In the macho world of Mexican lucha libre wrestling, “exóticos” are male fighters who compete in drag. Mostly they are straight, but this heartfelt and sweet drama based on real events tells the story of Saúl Armendáriz, an openly gay wrestler who shot to fame as an exótico in the early 90s. It gives Gael García Bernal his best role in years: Saúl is funny, infectiously upbeat, sometimes heartbreakingly vulnerable. He radiates the kind of magnetism that made him a world cinema it-boy in the early 00s (notably in another cross-dressing role: Pedro Almodóvar’s Bad Education).
Bernal’s Saúl begins his wrestling career using a male alter ego, El Topo. As everyone knows, wrestling is rigged, and since Saúl is slightly built he is forever cast as the “runt” in fights, the character ordered by promoters to lose against wardrobe-sized men with names such as Gigántico (played here by a real-life wrestler scarily named Murder Clown). It’s Saúl’s trainer Sabrina (Roberta Colindrez) – a female wrestler, an outsider too – who suggests he fights as an exótico. At first Saúl is not keen; for a start, exóticos always lose as well.

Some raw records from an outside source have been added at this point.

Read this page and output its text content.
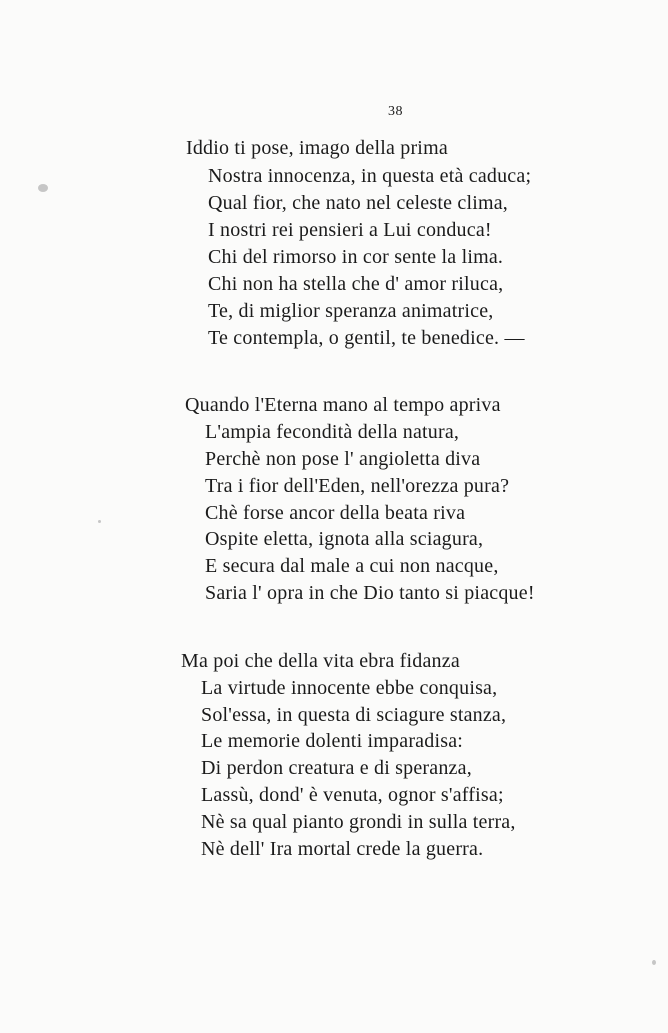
38
Iddio ti pose, imago della prima
Nostra innocenza, in questa età caduca;
Qual fior, che nato nel celeste clima,
I nostri rei pensieri a Lui conduca!
Chi del rimorso in cor sente la lima.
Chi non ha stella che d' amor riluca,
Te, di miglior speranza animatrice,
Te contempla, o gentil, te benedice. —
Quando l'Eterna mano al tempo apriva
L'ampia fecondità della natura,
Perchè non pose l' angioletta diva
Tra i fior dell'Eden, nell'orezza pura?
Chè forse ancor della beata riva
Ospite eletta, ignota alla sciagura,
E secura dal male a cui non nacque,
Saria l' opra in che Dio tanto si piacque!
Ma poi che della vita ebra fidanza
La virtude innocente ebbe conquisa,
Sol'essa, in questa di sciagure stanza,
Le memorie dolenti imparadisa:
Di perdon creatura e di speranza,
Lassù, dond' è venuta, ognor s'affisa;
Nè sa qual pianto grondi in sulla terra,
Nè dell' Ira mortal crede la guerra.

Director Roger Ross Williams made a documentary short about Armendáriz in 2016, The Man Without a Mask, which showed how the role of exótico traditionally existed to reinforce negative gay stereotypes. Cross-dressing wrestlers performed grotesque caricatures of feyness, which was an evil to be crushed by manly, hetero opponents. The audience whoops and jeers with homophobic slurs; order is restored. It’s grim.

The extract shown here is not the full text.